Larix kaempferi yang dikenal sebagai lorik jepang atau karamatsu (唐松 atau 落葉松) dalam bahasa Jepang, adalah spesies lorik yang berasal dari Jepang, tumbuh di pegunungan wilayah Chūbu dan Kantō di bagian tengah Honshū.[2]
Tanaman ini berkembang di ketinggian hingga 2.900 m pada tanah yang memiliki drainase baik dan menghindari daerah yang tergenang air. Nama ilmiahnya diberikan untuk menghormati Engelbert Kaempfer, dan spesies ini kadang-kadang juga disebut dengan sinonim Larix leptolepis.[3]
Deskripsi
Pohon konifer gugur ini memiliki ukuran sedang hingga besar, dengan tinggi mencapai 20-40 m dan batang yang bisa berdiameter hingga 1 m.

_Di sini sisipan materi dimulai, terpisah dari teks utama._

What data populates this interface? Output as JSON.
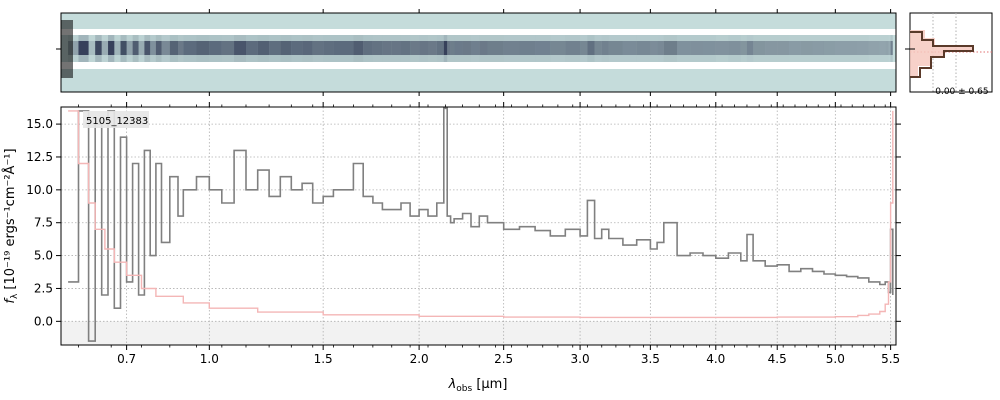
{
  "chart_data": [
    {
      "panel": "2d-spectrum",
      "type": "heatmap",
      "description_colors": {
        "background": "#c5dcdb",
        "trace": "#2b3550",
        "gap": "#ffffff"
      }
    },
    {
      "panel": "profile",
      "type": "line",
      "annotation": "-0.00 ± 0.65",
      "colors": {
        "profile": "#5a3a2a",
        "fill": "#f6c9bf"
      }
    },
    {
      "panel": "1d-spectrum",
      "type": "line",
      "id_label": "5105_12383",
      "xlabel_main": "λ",
      "xlabel_sub": "obs",
      "xlabel_unit": " [μm]",
      "ylabel": "f_λ [10⁻¹⁹ ergs⁻¹cm⁻²Å⁻¹]",
      "ylabel_text": "f",
      "ylabel_sub": "λ",
      "ylabel_unit": " [10⁻¹⁹ ergs⁻¹cm⁻²Å⁻¹]",
      "xlim": [
        0.5,
        5.55
      ],
      "ylim": [
        -1.8,
        16.3
      ],
      "xscale": "sqrt",
      "x_ticks": [
        0.7,
        1.0,
        1.5,
        2.0,
        2.5,
        3.0,
        3.5,
        4.0,
        4.5,
        5.0,
        5.5
      ],
      "x_tick_labels": [
        "0.7",
        "1.0",
        "1.5",
        "2.0",
        "2.5",
        "3.0",
        "3.5",
        "4.0",
        "4.5",
        "5.0",
        "5.5"
      ],
      "y_ticks": [
        0.0,
        2.5,
        5.0,
        7.5,
        10.0,
        12.5,
        15.0
      ],
      "y_tick_labels": [
        "0.0",
        "2.5",
        "5.0",
        "7.5",
        "10.0",
        "12.5",
        "15.0"
      ],
      "grid": true,
      "colors": {
        "flux": "#808080",
        "error": "#f4b6b6",
        "zero_band": "#f2f2f2"
      },
      "series": [
        {
          "role": "flux",
          "x": [
            0.52,
            0.55,
            0.58,
            0.6,
            0.62,
            0.64,
            0.66,
            0.68,
            0.7,
            0.72,
            0.74,
            0.76,
            0.78,
            0.8,
            0.82,
            0.85,
            0.88,
            0.9,
            0.95,
            1.0,
            1.05,
            1.1,
            1.15,
            1.2,
            1.25,
            1.3,
            1.35,
            1.4,
            1.45,
            1.5,
            1.55,
            1.6,
            1.65,
            1.7,
            1.75,
            1.8,
            1.85,
            1.9,
            1.95,
            2.0,
            2.05,
            2.1,
            2.14,
            2.16,
            2.18,
            2.2,
            2.25,
            2.3,
            2.35,
            2.4,
            2.5,
            2.6,
            2.7,
            2.8,
            2.9,
            3.0,
            3.05,
            3.1,
            3.15,
            3.2,
            3.3,
            3.4,
            3.5,
            3.55,
            3.6,
            3.7,
            3.8,
            3.9,
            4.0,
            4.1,
            4.2,
            4.25,
            4.3,
            4.4,
            4.5,
            4.6,
            4.7,
            4.8,
            4.9,
            5.0,
            5.1,
            5.2,
            5.3,
            5.4,
            5.45,
            5.48,
            5.5,
            5.52
          ],
          "y": [
            3.0,
            16.0,
            -1.5,
            15.0,
            2.0,
            16.0,
            1.0,
            14.0,
            3.0,
            12.0,
            2.0,
            13.0,
            5.0,
            12.0,
            6.0,
            11.0,
            8.0,
            10.0,
            11.0,
            10.0,
            9.0,
            13.0,
            10.0,
            11.5,
            9.5,
            11.0,
            10.0,
            10.5,
            9.0,
            9.5,
            10.0,
            10.0,
            12.0,
            9.5,
            9.0,
            8.5,
            8.5,
            9.0,
            8.0,
            8.5,
            8.0,
            9.0,
            16.2,
            8.0,
            7.5,
            7.8,
            8.2,
            7.2,
            8.0,
            7.5,
            7.0,
            7.2,
            6.9,
            6.5,
            7.0,
            6.5,
            9.2,
            6.3,
            7.0,
            6.3,
            5.8,
            6.2,
            5.5,
            6.0,
            7.5,
            5.0,
            5.2,
            5.0,
            4.8,
            5.2,
            4.6,
            6.6,
            4.6,
            4.2,
            4.3,
            3.8,
            4.0,
            3.8,
            3.6,
            3.5,
            3.4,
            3.3,
            3.0,
            2.8,
            3.0,
            2.2,
            7.0,
            2.0
          ]
        },
        {
          "role": "error",
          "x": [
            0.52,
            0.55,
            0.58,
            0.6,
            0.63,
            0.66,
            0.7,
            0.75,
            0.8,
            0.9,
            1.0,
            1.2,
            1.5,
            2.0,
            2.5,
            3.0,
            3.5,
            4.0,
            4.5,
            5.0,
            5.2,
            5.3,
            5.4,
            5.45,
            5.48,
            5.5,
            5.52
          ],
          "y": [
            16.0,
            12.0,
            9.0,
            7.0,
            5.5,
            4.5,
            3.5,
            2.5,
            1.9,
            1.4,
            1.0,
            0.7,
            0.5,
            0.38,
            0.32,
            0.3,
            0.3,
            0.3,
            0.32,
            0.35,
            0.45,
            0.55,
            0.75,
            1.3,
            3.0,
            9.0,
            16.0
          ]
        }
      ]
    }
  ]
}
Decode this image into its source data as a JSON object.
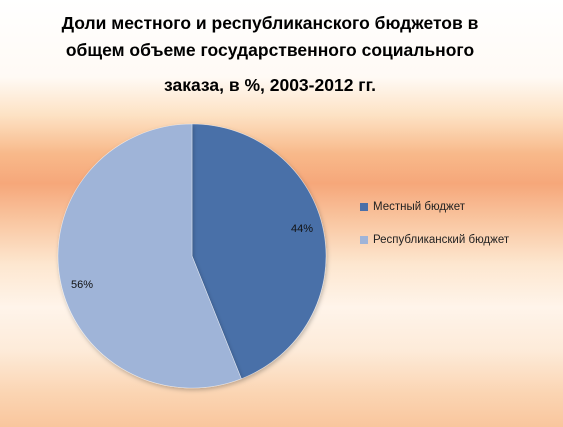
{
  "chart_data": {
    "type": "pie",
    "title_lines": [
      "Доли местного и республиканского бюджетов в",
      "общем объеме  государственного социального",
      "заказа, в %, 2003-2012 гг."
    ],
    "slices": [
      {
        "name": "Местный бюджет",
        "value": 44,
        "label": "44%",
        "color": "#4a6fa8"
      },
      {
        "name": "Республиканский бюджет",
        "value": 56,
        "label": "56%",
        "color": "#9fb4d8"
      }
    ],
    "legend_position": "right",
    "start_angle_deg": 0,
    "direction": "clockwise"
  }
}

Mahkotanya berbentuk kerucut yang lebar, dengan cabang utama dan cabang samping yang rata; cabang samping jarang terlihat menjuntai. Tunasnya terbagi menjadi dua jenis, yaitu tunas panjang, sekitar 10-50 cm, yang menghasilkan beberapa tunas, dan tunas pendek, hanya 1-2 mm, yang membawa satu tunas saja. Daun jarumnya berwarna hijau kebiruan muda dan panjangnya 2-5 cm, berubah menjadi kuning cerah hingga oranye menjelang gugur, meninggalkan tunas coklat kemerahan yang telanjang hingga musim semi. Buah pohon ini berbentuk tegak bulat telur-kerucut sepanjang 2-3,5 cm, dengan 30-50 sisik biji yang sedikit melengkung. Buah berwarna hijau saat muda, kemudian menjadi coklat dan terbuka untuk melepaskan biji 4-6 bulan setelah penyerbukan. Buah yang sudah tua sering tetap menempel di pohon selama bertahun-tahun, berubah menjadi abu-abu kusam-hitam.[2]
Kegunaan
Pohon ini memiliki peran penting dalam perkebunan kehutanan dan banyak ditanam di seluruh wilayah tengah dan utara Jepang, termasuk hingga Hokkaidō, serta tersebar luas di Eropa Utara, terutama di Irlandia dan Inggris. Kayunya kuat dan tahan lama, sehingga sering dimanfaatkan untuk berbagai pekerjaan konstruksi, sementara tiang kecil dari lorik biasanya digunakan sebagai bahan pagar.[4]
Penyakit
Pada akhir 2009, Phytophthora ramorum, penyebab penyakit kematian mendadak pada pohon ek, pertama kali terdeteksi pada lorik jepang di kabupaten Devon, Cornwall, dan Somerset di Inggris. Tahun berikutnya, penyakit ini juga ditemukan di Counties Waterford dan Tipperary di Irlandia.[5][6]